Trump's tweeting frenzy has kicked into overdrive as impeachment fears consume his psyche

Trump's tweeting frenzy has kicked into overdrive as impeachment fears consume his psyche
PBS NewsHour

Is impeachment getting to President Donald Trump? The best way to read his mind is to read his Twitter timeline — and all the evidence suggests the increased scrutiny in the wake of Ukraine scandal has left the president boiling mad.

At the time of this writing, Trump has tweeted 129 separate times since Monday alone — and Wednesday isn't even finished. On Tuesday, Trump tweeted 53 times. On Monday, it was 42. Last week, there were three days in which he tweeted more than 40 times a day — an amount which, in recent months and weeks, had been a relatively rare occurrence. In March, the Washington Post had reported that Trump had had a particularly prolific 34 hours on Twitter in which he had tweeted 52 times. Now, he'll bang that out or more in a day, easy.

Of course, any single tweet doesn't take that long to send, but it's important to remember that he also has the business of running the executive branch to attend to.

Trump's tweeting has been particularly furious, too. He's been lashing out at former Vice President Joe Biden, a fixation that led him to his current predicament when he was inspired to pressure Ukraine to open an impeachment investigation into his potential 2020 opponent. Trump's allegations are largely specious and unsupported as usual, and they feature the comparatively uninspired nickname of "Sleepy Joe."

One of his tweets claimed that "Only 25 percent want the President Impeached" — a claim that CNN fact-checker Daniel Dale couldn't find much support for. One poll the president could potentially be referencing found that 25 percent of Republicans and Republican-leaning independents approve of the impeachment inquiry — a number that is actually pretty high. But Trump has repeatedly suggested or implied that the only thing that matters to him is the support he has among his own voters — a circular and nonsensical view.

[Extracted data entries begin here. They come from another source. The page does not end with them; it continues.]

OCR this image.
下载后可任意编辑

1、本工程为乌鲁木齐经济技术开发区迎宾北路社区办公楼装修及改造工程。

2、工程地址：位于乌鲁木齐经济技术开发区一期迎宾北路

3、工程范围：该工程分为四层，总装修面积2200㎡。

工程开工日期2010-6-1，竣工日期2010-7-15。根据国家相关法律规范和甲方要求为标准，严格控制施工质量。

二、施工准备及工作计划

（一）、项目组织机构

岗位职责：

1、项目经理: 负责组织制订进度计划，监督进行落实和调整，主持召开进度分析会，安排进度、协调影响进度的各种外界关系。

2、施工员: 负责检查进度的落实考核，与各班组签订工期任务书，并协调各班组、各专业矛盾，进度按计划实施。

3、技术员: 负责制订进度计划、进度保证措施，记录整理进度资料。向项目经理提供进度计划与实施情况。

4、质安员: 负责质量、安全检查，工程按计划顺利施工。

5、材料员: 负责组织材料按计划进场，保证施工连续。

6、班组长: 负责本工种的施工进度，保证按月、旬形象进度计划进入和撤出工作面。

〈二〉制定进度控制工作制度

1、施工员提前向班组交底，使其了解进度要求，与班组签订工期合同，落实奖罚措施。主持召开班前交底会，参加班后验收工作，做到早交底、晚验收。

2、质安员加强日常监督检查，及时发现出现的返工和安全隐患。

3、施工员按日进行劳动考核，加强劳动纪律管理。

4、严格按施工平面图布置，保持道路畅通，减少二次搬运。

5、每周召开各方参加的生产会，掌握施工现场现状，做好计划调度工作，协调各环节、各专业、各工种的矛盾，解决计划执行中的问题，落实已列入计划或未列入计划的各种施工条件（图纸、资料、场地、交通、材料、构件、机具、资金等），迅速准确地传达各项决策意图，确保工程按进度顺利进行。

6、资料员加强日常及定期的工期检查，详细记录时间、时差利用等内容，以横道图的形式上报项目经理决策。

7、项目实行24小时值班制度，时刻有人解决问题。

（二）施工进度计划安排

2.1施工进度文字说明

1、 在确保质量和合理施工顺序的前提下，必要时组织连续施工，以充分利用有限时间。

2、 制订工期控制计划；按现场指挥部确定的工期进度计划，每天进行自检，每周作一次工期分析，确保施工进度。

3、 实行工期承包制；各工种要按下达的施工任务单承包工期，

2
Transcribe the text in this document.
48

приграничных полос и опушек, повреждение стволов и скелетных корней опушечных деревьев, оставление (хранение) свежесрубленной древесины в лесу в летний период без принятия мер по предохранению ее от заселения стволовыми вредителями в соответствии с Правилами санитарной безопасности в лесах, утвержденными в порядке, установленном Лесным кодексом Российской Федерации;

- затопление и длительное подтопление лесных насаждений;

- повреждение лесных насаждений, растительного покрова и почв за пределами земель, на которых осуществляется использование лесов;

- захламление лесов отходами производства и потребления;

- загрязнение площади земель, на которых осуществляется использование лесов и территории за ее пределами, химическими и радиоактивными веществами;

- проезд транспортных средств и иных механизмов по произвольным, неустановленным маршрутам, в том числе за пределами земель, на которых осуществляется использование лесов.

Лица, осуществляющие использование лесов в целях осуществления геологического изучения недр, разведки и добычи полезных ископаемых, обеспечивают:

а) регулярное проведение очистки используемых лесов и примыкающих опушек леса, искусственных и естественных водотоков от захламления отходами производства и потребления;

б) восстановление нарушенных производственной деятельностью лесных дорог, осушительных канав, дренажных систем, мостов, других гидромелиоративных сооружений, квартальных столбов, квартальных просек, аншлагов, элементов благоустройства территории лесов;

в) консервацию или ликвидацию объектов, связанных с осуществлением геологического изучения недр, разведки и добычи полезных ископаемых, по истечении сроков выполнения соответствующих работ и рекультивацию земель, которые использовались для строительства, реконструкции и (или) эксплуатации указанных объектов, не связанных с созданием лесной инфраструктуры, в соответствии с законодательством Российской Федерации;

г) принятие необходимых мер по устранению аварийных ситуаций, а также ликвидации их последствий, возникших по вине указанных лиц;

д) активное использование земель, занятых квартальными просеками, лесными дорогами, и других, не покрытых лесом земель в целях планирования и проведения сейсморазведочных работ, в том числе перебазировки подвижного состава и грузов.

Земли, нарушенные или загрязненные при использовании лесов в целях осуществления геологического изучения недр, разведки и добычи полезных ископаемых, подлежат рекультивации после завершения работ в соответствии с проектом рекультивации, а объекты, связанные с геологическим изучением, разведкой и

He's not just tweeting about his own impeachment and Joe Biden. He's also lashing out at other favorite targets, such as Hillary Clinton and Barack Obama. And he's attack House Intelligence Committee Chair Adam Schiff, a California Democrat, who is leading the impeachment inquiry against Trump. Schiff has become a target for right-wing media for his prominent role, and on Wednesday Trump declared he is "a disgrace to our Country!" In one tweet, he even accused Special Counsel Robert Mueller of lying to Congress, based on a thinly sourced Fox New story.

Donald Trump Jr. has been getting promoted by his father on Twitter amidst the furor. He's a devoted defender of the president and has repeatedly fired off attacks on the government whistleblower who sparked the scrutiny of the Ukraine scandal. The president has gleefully retweeted those attacks, but they're largely beside the point — the White House and Trump himself have repeatedly confirmed the bulk of the whistleblower's complaint, so his or her accuracy or supposed bias is no longer relevant.

Trump has tweeted some about policy, mentioning the tweaked version of NAFTA (what he calls the USMCA) that he is trying to push through Congress and boasting about the large number of judges he has confirmed as president. But largely, the tweets reveal how little Trump is focused on policy — he's obsessed with his own political standing and going after his perceived enemies. His legislative agenda is dead in the water, and he has little to offer the country but bigotry and broken promises.

That's why it's not surprising that, as the Daily Beast reported, Republicans are not thrilled with his impeachment strategy. According to reporters Sam Stein, Asawin Suebsaeng and Sam Broedy:

The fear emanating from Capitol Hill and other corners of the GOP is that Trump’s proclivity for going on the attack is harming his long-term political prospects. And as poll numbers continue to show growing support for impeaching him over his encouragement of foreign governments to investigate Joe Biden’s son’s work in Ukraine, Republicans are suggesting that he fine-tune his approach.

“He should issue an ever-increasing stream of policy initiatives that have nothing to do with impeachment,” said Dick Morris, the longtime GOP political consultant who informally advised President Bill Clinton when he too was facing impeachment. “You just have to make sausage every day and put it up on a nail,” he added. “The public will look for other stuff to follow. And that will be what Trump is putting out there.”

But Trump has no capacity to ignore attacks and criticism and just move on. And he's never shown much interest in actually doing the job of president. The most significant thing he's done since impeachment began in earnest — withdrawing American troops from northern Syria, abandoning the United States' Kurdish allies to likely attacks from Turkish forces — has served to infuriate Republicans, not win them to his side.

The best bet, of course, is still that Trump will be impeached in the House and survive a trial in the Senate. And perhaps Trump's strategy of distraction and outrage will, in fact, serve well to inflame his base and secure his Republican support. But GOP lawmakers won't be happy about it.